Note: brake lines need mods also if deleting the external proportioning valve.
#17
Posted 05 June 2008 - 08:21 PM
#18
Posted 05 June 2008 - 11:06 PM
Dattoman. Props are different because of the crack pressure for rear discs
It would appear that the answer is no because each prop valve is setup for a specific front/rear brake combination and vehicle braking weight transfer. I would expect that you can rebuild a prop valve from one vehicle using the kit for another to get the desired prop valve.
Fitting a prop valve from a disc/drum vehicle to a disc/disc vehicle will result in reduced rear braking as disc/drum prop valves typically have a lower crack point than a disc/disc prop valve. There may also be differences in the proportioning rate once the crack point is reached.

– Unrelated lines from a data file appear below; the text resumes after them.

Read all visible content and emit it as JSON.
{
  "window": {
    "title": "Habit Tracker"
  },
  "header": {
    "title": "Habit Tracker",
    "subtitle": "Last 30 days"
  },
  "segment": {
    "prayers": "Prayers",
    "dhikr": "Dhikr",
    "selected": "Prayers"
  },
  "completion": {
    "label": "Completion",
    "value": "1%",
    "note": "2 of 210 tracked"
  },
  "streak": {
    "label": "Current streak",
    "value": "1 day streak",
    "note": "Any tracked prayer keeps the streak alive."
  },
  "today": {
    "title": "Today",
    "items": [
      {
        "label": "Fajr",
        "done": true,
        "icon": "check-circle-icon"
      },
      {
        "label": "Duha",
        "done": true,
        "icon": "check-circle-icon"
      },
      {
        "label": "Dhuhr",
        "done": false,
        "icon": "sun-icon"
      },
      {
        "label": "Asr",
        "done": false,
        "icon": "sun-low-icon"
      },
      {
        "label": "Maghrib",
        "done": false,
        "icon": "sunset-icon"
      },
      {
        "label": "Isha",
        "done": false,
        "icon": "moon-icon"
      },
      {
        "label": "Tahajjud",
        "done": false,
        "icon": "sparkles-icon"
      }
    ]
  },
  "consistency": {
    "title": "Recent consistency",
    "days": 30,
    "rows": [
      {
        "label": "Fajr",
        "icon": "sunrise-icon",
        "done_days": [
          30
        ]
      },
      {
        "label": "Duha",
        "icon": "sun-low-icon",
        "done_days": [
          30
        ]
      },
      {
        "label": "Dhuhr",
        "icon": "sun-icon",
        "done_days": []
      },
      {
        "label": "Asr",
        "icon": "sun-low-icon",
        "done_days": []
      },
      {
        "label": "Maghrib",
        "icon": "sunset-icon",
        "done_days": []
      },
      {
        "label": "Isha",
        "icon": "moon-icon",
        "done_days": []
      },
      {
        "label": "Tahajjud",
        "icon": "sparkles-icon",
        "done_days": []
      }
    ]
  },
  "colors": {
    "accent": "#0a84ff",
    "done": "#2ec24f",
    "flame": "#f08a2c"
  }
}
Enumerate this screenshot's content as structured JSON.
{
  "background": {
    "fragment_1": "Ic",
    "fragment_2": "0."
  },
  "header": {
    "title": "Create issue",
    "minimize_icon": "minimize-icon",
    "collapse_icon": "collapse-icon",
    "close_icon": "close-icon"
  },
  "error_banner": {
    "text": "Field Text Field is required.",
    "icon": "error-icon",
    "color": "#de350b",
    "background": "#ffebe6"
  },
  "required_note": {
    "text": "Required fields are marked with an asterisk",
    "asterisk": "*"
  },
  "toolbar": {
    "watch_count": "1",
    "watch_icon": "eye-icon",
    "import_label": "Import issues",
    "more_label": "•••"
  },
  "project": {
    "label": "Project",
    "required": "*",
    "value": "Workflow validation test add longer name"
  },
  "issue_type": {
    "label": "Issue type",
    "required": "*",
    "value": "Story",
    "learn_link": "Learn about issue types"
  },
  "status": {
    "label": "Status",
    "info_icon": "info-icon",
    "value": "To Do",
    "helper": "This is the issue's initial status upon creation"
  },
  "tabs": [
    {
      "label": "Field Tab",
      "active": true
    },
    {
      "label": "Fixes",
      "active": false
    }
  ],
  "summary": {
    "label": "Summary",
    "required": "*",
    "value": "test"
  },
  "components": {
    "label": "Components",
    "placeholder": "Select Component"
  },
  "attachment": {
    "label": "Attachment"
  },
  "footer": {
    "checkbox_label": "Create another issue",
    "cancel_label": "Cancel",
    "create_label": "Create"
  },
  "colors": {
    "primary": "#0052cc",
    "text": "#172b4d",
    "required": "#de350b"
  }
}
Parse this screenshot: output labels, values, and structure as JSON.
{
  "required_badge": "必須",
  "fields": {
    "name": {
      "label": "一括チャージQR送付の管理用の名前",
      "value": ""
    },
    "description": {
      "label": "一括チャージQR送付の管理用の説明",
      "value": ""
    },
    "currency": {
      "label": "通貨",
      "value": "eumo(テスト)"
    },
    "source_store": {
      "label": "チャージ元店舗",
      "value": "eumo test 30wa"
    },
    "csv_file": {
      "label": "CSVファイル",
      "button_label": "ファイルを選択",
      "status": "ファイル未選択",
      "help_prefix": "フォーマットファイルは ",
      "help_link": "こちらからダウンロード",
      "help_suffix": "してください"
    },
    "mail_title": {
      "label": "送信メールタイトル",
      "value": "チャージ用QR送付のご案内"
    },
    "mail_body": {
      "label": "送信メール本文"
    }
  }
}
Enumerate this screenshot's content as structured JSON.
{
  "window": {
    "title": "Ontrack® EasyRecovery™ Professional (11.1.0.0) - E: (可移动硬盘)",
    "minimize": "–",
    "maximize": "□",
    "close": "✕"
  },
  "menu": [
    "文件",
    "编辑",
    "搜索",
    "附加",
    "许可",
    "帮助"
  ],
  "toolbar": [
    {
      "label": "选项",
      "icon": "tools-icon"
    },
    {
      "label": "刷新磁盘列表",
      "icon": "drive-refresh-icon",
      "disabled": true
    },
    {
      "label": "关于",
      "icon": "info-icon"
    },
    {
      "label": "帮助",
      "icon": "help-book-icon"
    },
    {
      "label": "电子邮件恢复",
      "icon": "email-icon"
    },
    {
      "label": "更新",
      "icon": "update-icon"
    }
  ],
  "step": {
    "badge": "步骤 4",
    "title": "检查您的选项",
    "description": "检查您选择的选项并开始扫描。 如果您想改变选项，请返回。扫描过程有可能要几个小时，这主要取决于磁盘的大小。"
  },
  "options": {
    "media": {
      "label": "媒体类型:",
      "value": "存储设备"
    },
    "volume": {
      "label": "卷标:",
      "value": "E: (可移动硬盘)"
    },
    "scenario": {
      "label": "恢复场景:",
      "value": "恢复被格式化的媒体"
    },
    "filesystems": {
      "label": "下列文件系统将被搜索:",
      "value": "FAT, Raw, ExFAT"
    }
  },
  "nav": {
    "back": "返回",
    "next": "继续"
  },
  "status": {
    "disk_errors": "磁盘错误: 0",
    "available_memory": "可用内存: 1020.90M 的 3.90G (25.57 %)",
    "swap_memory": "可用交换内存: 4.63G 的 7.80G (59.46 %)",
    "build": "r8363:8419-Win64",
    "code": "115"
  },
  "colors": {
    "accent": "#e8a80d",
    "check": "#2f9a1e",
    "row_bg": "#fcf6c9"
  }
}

Here are three articles on the subject.
http://www.stoptech....ng_valves.shtml
http://autospeed.com...45/article.html
http://auto.howstuff...ster-brake2.htm
#19
Posted 09 June 2008 - 05:49 PM
As rear discs are not self energizing like drums they need higher pressure settings, typically 500 to 800 psi.
Anyone know where i would find a list of crack pressures for specific models?
Edited by ALX76, 09 June 2008 - 06:01 PM.
#20
Posted 09 June 2008 - 07:48 PM
Did that help ?
#21
Posted 09 June 2008 - 08:13 PM
#22
Posted 16 June 2008 - 12:47 PM
On a HZ Disc/Disc (statesman) the prop valve is anodized purple and has a 450 crack point. This is done by the large rear spring in the prop valve and on this model it is 39mm long & 2mm thick compared to 27mm long & 2mm thick for the disc/drum(150cp).
I have an old VC commodore Disc/disc 15/16" combo mcyl here which has a 350 CP which I suppose its lower than HZ disc/disc due to the low rear weight of a VC commodore.
BTW. There was an A9X Combo mcyl that sold on ebay last week which had a 550 cp . Initially I thought this was high but I suppose having >100litres of full getting thrown over the back wheels everytime you braked might explain that 550cp.
Edited by fuzzypumper, 16 June 2008 - 12:54 PM.
#23
Posted 16 June 2008 - 08:35 PM
The one on ebay was a falcon or valiant master not A9X
HZ disc disc are not all purple and are different depending whether it got the "ABS" system or not
Its all reasonably irrellevant anyway
Easiest way is to get the hydraulic ratios as close as possible and then play with a manual bias valve
Simple things like different disc pad compounds or tyre size and compound change everything anyway.
#24
Posted 16 June 2008 - 11:19 PM
#25
Posted 16 June 2008 - 11:34 PM
What makes you think its 660?
Here is a LX prop valve with crack point marking. If it not on the side it will be on top.
Edited by fuzzypumper, 16 June 2008 - 11:36 PM.